Qualche dispettosa e incauta mano o magari chissà quale misterioso Dio frustrato e vendicativo hanno manomesso le lancette dell’umana evoluzione, così le nostre meravigliose macchine cerebrali stanno ora viaggiando in rapida retromarcia.
L’essere umano sta tornando sempre più disumano e tutte le conquiste evolutive che ci distinguevano dai peggiori istinti della bestia, sembrano prendere irrimediabilmente il predominio su masse di individui che si riconoscono sempre più nei mostri che, come un cancro  senza cura, stanno prendendo le redini del mondo: Trump, Bolsonaro, Orbàn, Salvini, Al Sisi, Salman, Kim Jong-un, Netanyahu e tutto il resto della feccia reazionaria, fascista e razzista del pianeta, non sono altro che il ritratto disgustoso ma fedele di un’umanità sempre più bisognosa di dare sfogo ai propri peggiori e truculenti istinti.
Ciascuna nazione della Terra sta ormai dirigendosi verso il precipizio globale, ma ogni singolo popolo, dentro quest’immane suicidio degno di megalomani idioti, sembra piuttosto vederci chissà quali vittorie e conquiste, dove il sangue di ogni nemico, di ogni diverso, di ogni “altro”, diventa la nuova primordiale necessità per alimentare la propria supposta evoluzione.

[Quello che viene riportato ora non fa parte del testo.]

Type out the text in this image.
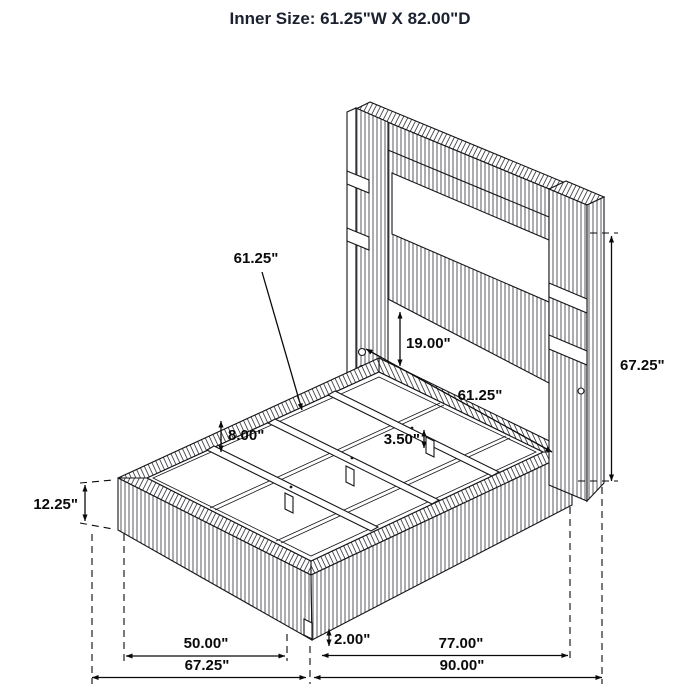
Inner Size: 61.25"W X 82.00"D
61.25"
19.00"
61.25"
8.00"	3.50"
67.25"
12.25"
2.00"
50.00"
67.25"
77.00"
90.00"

Persino le parole, in questo brutale declino, stanno smettendo di essere strumenti di comprensione, conoscenza, relazione e crescita, per trasformarsi in armi di offesa e prevaricazione sempre più grezze e triviali. Il ragionamento e il buonsenso sono via via banditi da ogni vocabolario: qui lo spirito critico e la coerenza  non sono ammessi e non si provano emozioni al di fuori di quelle che riguardano l’affermazione del proprio egoismo; ma è un’affermazione miserabile e illusoria, perché in questo meccanismo kamikaze nulla sopravvive, nemmeno i fedeli soldati che tanto stupidamente lo difendono.
Torniamo pure, nella nostra piccola e provinciale dimensione, a discutere e a dibatterci tra Berlusconi e Renzi, tra Di Maio e Salvini, cartine da tornasole della nostra pochezza, tragici pagliacci che sono solo un rito di passaggio verso la devastante barbarie che si sta consumando.
Troppo pochi, troppo divisi e troppo distratti sono coloro che vorrebbero altro o a cui forse basterebbe semplicemente dire “basta”. Immobilizzati e ammutoliti da un frustrante senso d’impotenza, siamo solo all’inizio del gigantesco vortice di una cecità planetaria, prigionieri di un viaggio di sola andata verso l’epicentro del buio della specie, dove nessuno potrà nemmeno dire: “io non sapevo, io non credevo”.

PS
Per ciò che mi riguarda, non si tratta di una rinuncia alla lotta o di una resa all’ineluttabile deriva (continuerò a battermi per diritti e ideali mai tramontati, fino all’ultimo respiro), ma solo l’ammissione di un fallimento, una presa d’atto di ciò che non si può fingere di non vedere e perfino la cruda consapevolezza che sarebbe meno doloroso morire inconsapevoli.